Stutz DV32 Convertible Sedan 1932 |
Dual overhead camshafts, associated with racing since the pre-World War I days of the Grand Prix Peugeots, were still pretty exotic stuff in the 1930s. L-head designs ruled the day, even among luxury car builders like Packard and Lincoln. In fact, in the early 1930s, only two American car companies offered DOHC engines for sale to the general public: Duesenberg and Stutz.
Both companies had a rich racing heritage, and so it's not surprising that both embraced the multi-cam arrangement, even as other automakers were ratcheting up the cylinder count. The starting point for the Stutz's DOHC entry was the Vertical Eight, a design credited to a veteran automotive engineer named Charles O. Greuter. The eight, designed while "Pop" Greuter was working at the Excelsior Motor Company in Chicago, featured a single overhead camshaft, nine main bearings, a crossflow cylinder head with two valves per cylinder and dual ignition, making it powerful and smooth.
Stutz DV32 Super Bearcat 1932 |
Greuter's eight came to the attention of Frederick E. Moskovics, who had been brought in to rescue a stumbling Stutz in 1925. Moskovics took Greuter aboard, and set him to work adapting the engine for a racy new model, to be called the Series AA. The major change in the engine's design was the use of a "silent" chain to power the camshaft, rather than a vertical shaft and noisy bevel gears. The original Vertical Eight wrung 92 horsepower from its 287 cubic inches, excellent by the standards of the day.

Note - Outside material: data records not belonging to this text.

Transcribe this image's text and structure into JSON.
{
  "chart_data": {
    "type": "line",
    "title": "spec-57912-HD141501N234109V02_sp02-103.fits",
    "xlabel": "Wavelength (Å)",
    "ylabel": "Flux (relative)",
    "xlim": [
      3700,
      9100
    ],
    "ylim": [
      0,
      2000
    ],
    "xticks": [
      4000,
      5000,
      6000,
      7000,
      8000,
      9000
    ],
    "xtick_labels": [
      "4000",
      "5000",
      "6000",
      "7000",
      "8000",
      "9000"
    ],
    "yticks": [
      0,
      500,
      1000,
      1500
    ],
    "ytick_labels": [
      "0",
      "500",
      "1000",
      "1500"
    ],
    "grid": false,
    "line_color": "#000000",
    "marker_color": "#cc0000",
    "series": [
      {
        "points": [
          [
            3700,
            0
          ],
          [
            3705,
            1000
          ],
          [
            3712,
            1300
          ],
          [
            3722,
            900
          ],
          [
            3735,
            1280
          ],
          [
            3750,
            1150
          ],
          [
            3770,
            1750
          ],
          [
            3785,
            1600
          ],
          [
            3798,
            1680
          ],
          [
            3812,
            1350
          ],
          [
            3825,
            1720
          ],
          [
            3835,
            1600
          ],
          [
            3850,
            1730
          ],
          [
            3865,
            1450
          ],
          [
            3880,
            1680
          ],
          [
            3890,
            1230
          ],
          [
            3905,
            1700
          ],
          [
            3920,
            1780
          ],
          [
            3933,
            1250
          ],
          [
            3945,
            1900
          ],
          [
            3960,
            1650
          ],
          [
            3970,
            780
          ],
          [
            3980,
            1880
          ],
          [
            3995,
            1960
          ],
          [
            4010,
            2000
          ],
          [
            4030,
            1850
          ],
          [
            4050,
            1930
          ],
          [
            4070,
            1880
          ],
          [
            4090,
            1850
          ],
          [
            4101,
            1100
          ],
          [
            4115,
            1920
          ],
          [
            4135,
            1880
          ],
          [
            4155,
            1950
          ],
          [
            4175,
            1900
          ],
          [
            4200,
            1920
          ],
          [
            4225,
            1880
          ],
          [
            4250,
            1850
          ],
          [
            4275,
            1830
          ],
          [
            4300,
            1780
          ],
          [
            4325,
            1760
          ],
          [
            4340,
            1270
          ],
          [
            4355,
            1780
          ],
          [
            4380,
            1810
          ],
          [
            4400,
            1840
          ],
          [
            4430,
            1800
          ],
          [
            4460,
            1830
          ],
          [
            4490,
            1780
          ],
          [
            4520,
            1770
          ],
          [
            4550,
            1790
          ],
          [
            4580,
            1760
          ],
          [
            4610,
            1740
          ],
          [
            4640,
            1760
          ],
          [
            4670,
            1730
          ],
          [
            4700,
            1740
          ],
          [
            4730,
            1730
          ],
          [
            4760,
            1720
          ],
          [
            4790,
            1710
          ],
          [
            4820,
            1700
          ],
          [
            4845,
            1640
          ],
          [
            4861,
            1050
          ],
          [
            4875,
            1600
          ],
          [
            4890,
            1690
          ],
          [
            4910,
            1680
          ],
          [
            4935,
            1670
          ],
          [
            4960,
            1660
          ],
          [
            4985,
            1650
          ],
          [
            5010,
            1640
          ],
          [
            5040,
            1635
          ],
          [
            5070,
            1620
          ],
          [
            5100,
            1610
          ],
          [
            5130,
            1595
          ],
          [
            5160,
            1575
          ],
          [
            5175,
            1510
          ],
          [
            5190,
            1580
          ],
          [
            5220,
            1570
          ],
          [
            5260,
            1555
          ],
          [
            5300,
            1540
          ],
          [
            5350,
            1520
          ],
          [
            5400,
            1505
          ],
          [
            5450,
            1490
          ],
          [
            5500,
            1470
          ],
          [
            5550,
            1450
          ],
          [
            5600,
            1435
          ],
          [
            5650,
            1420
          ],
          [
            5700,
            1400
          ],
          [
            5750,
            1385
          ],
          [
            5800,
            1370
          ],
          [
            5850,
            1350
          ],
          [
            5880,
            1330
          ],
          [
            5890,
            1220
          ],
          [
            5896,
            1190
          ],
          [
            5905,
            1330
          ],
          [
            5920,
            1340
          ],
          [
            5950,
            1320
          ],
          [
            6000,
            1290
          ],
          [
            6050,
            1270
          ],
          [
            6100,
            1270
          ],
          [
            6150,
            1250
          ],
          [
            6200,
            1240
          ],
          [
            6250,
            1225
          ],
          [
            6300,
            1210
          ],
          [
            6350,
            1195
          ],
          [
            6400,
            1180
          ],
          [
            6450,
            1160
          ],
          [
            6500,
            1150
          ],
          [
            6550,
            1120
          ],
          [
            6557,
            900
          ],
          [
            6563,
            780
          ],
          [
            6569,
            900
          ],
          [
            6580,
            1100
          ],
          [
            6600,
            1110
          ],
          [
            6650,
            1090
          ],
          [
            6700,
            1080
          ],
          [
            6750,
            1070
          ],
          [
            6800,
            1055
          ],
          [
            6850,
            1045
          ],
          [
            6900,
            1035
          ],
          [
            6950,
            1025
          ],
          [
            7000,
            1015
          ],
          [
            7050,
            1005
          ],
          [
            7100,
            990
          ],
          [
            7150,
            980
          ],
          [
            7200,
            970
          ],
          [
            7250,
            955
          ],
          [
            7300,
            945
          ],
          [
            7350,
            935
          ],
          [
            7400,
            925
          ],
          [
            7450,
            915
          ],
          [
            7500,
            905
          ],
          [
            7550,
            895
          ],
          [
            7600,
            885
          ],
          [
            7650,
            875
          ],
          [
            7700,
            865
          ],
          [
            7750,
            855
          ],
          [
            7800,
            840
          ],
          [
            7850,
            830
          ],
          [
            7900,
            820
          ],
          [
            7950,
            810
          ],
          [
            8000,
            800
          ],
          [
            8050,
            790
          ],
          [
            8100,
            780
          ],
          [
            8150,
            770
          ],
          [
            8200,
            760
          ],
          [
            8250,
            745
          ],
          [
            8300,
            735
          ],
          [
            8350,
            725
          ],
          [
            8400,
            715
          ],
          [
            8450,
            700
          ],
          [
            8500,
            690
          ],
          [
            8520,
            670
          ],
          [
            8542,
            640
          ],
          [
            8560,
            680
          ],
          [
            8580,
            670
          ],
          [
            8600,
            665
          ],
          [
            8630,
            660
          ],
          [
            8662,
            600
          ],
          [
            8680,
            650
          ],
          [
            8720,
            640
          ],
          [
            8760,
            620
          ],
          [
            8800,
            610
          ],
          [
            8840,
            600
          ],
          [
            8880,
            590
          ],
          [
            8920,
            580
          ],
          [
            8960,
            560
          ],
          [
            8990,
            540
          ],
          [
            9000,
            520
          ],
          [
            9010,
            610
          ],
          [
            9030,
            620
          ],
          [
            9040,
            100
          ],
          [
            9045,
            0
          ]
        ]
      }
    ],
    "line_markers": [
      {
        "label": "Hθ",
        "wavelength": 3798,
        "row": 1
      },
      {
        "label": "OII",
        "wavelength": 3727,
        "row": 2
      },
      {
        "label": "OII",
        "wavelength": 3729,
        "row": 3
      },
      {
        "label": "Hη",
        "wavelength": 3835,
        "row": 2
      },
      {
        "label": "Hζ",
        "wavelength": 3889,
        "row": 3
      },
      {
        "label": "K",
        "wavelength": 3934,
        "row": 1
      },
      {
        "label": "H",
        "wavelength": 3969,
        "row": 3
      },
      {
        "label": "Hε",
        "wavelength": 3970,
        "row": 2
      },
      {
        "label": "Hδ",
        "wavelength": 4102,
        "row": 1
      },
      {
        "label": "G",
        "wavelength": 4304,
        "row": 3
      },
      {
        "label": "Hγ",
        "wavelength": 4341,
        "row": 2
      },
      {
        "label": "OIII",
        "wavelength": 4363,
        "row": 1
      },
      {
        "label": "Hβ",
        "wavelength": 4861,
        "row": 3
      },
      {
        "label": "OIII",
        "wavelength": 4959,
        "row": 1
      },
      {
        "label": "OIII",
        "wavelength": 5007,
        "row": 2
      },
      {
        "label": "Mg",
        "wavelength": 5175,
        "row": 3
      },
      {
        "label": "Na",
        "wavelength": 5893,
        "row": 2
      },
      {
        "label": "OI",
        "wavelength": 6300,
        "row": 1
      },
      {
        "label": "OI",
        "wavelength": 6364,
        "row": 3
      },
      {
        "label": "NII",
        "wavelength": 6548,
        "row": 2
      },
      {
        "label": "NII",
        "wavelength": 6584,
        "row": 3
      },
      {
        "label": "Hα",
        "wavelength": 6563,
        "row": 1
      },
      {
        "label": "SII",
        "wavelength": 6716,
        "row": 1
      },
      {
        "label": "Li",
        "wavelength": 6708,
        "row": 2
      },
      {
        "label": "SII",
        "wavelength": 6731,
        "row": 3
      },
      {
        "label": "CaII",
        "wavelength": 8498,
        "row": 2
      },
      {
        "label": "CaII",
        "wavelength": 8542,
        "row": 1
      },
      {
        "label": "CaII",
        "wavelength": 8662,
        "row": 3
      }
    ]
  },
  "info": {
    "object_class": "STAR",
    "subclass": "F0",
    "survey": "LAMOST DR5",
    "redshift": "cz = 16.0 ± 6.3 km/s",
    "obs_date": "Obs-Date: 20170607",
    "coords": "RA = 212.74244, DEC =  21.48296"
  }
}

The ultimate development of the Vertical Eight arrived in the spring of 1931. The new engine's name, DV-32, was a reference to its dual overhead camshafts and total of 32 valves, four per cylinder. The dual valves increased the engine's breathing capacity by 60 percent, while allowing each spark plug to be centrally located, for better flame propagation. With a displacement of 322 cubic inches, the DV-32 produced a heady 156 horsepower at 3,900 RPM, just 5 horsepower less than the heavier and more complex L-head V-12s from Lincoln and Packard, and 20 less than Cadillac's overhead-valve V-16. The single-cam version of the eight, now called the SV-16, was still available, and was conservatively rated at 113hp at 3,300 RPM.
Stutz DV32 Convertible Victoria 1931 |
Was the DV-32 an attempt to compete in the cylinder race? Stutz historian Mark Howell didn't think so: "Stutz was the only company in the entire American industry...that built and designed motorcars by sporting machine standards, thus it can only be judged by those standards," he wrote in Racing Stutz, excerpted in The Splendid Stutz, the marque history published by the Stutz Club. "At that time, the world's finest cars of this type did not use 12 or 16 cylinders. They used straight-eight power plants with twin overhead camshafts.... This was not prompted by the bhp race but rather by a desire for consistent refinement of the original Stutz 8 design."
Stutz DV32 Dual Cowl Phaeton 1933 |
The new car made a big impression on reviewers, particularly in Europe. "The charm of the big engine propelling the car effortlessly at 60 or even 70 MPH has to be experienced to be believed," the British magazine Autocar reported, calling the Stutz one of "the world's more remarkable cars." But it was one of the world's more expensive cars, too: at $5,295 for a LeBaron five-passenger sedan, it was $200 more expensive than a Cadillac V-16 Fleetwood. Sales were predictably slow, and after 1934, passenger car production had come to an end.